Photo by Eric Haglund via Flickr
Built by the Byzantinians in the 6th century, this section of cisterns is one part of an intricate system that lies beneath the city of Istanbul. These cisterns were used when the city was known as Constantinople. Inside, the beautiful pillars are illuminated in warm orange lighting and reflect upon the water. Here, you will find two heads of Medusa, one on its side and one upside down as well as the Hen’s Eye column.
Built in 1348, the Galata Tower is one of the most prominent tourist attractions for its stunning views of the city of Istanbul. At nine stories tall, the tower provides exceptional views of the Bosphorus Strait and the skyline of Istanbul. If you’re afraid of heights, have a coffee or fresh squeezed juice and a traditional pastry at one of the many cafes located at its base.
Bosphorus Boat Tour
The Bosphorus Strait divides the European and Asian Continents. It is a great way to see both sides as well as to take breathtaking pictures of most popular landmarks. The tours are offered largely in two versions. A short tour consists of 1.5-2 hours and a long tour consists of 6 hours. Several companies offer boat tours, although the official provider is Şehir Hatları. You can also find several other operators at the dock Eminent. Make sure to shop around as the boat providers can charge higher prices. Through Şehir Hatları, the short tour is 12 TL and and the long tour is 25 TL. Tickets are purchased at the ticket office on the left side docks when coming off the Galata bridge or online.
The Grand Bazaar
Here you can get a great feel for the Turkish culture while walking up and down winding aisles of goods. You’ll find everything from leather shoes and bags to elaborately decorated tea sets and pashmina scarves. Make sure to shop around and feel free to haggle with the shop keepers. Be prepared to encounter aggressive sales tactics. Remember that a firm “No thank you” and continuing on your way is the best way to avoid feeling pressured into buying something or an uncomfortable situation. Also, keep a close eye on your belongings as the small aisles are crowded. Make sure to appreciate the beautiful stands of lanterns and be careful of taking pictures without asking.
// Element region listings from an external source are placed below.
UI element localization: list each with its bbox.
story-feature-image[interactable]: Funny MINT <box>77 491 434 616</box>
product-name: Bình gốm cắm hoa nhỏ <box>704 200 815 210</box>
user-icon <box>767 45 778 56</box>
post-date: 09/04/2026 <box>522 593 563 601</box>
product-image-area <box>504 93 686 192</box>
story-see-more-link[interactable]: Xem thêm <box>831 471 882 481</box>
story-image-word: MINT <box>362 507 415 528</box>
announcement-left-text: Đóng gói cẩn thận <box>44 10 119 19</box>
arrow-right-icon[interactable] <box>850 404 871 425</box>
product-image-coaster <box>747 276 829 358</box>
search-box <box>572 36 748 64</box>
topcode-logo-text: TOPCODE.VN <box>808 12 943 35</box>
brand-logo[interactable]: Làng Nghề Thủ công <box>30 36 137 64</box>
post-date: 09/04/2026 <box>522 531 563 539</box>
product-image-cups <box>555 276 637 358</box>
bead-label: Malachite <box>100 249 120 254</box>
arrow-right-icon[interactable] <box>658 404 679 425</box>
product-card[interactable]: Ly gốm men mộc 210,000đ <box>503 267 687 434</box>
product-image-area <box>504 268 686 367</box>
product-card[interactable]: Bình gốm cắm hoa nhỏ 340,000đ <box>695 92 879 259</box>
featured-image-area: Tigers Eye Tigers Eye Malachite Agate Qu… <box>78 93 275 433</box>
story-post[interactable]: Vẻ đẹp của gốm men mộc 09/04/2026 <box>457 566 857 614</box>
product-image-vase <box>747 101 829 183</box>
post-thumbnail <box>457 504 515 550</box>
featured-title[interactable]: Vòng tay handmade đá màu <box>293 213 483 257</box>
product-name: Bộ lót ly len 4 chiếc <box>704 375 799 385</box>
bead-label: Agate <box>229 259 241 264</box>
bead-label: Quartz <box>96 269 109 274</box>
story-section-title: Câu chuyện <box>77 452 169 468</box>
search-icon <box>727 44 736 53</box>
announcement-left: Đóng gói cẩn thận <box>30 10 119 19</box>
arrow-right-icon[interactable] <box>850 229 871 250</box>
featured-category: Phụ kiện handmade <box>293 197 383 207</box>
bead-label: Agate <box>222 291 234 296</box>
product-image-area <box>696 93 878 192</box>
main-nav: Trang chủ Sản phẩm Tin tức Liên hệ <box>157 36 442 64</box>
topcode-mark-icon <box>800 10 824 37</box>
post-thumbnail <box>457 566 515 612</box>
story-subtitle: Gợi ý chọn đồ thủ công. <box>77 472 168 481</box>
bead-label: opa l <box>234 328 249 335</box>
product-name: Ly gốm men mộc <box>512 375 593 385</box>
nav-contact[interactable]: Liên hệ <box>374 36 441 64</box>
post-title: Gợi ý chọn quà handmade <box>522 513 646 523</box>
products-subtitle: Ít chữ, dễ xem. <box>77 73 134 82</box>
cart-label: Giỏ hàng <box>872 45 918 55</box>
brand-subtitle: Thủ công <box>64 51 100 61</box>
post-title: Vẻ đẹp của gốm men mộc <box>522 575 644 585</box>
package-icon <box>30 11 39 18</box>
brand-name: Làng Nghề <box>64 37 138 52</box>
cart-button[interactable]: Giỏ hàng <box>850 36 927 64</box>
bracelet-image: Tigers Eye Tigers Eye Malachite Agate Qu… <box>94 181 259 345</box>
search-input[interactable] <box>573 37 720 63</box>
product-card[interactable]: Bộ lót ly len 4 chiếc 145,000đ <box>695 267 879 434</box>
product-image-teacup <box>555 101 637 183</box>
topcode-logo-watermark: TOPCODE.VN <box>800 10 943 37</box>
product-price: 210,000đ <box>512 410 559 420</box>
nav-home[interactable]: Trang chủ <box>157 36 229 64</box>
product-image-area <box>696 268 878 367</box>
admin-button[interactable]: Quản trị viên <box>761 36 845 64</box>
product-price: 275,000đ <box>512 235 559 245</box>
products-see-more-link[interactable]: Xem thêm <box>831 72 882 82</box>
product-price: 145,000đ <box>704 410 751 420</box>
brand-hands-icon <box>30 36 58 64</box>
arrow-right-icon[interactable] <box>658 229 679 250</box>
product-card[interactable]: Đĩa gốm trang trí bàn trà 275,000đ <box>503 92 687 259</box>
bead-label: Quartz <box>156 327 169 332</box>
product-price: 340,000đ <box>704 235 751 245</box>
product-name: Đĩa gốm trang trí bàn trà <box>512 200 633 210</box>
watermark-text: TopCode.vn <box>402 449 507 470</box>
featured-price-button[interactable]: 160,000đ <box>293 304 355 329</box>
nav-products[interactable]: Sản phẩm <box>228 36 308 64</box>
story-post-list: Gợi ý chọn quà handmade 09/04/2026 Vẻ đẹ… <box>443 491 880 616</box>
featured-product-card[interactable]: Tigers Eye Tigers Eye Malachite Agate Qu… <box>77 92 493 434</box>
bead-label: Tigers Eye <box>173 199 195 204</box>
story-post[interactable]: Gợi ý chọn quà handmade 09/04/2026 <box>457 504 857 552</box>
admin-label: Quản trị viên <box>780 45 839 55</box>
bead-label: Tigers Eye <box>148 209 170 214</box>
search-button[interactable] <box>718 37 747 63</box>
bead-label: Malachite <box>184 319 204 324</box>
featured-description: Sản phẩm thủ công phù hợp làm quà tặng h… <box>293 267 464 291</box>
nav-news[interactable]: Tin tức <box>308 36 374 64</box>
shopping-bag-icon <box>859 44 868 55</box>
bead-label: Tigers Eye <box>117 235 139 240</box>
The spice bazaar is another great place to check out local products, particularly spices. The aromas here are abundant and so is the opportunity to taste a variety of turkish desserts and candies. As with the Grand Bazaar, keep an eye on your belongings particularly if you venture to the outskirts of the bazaar. There you will find everything from knock off versions of Armani sweaters to pantyhose and discount watches.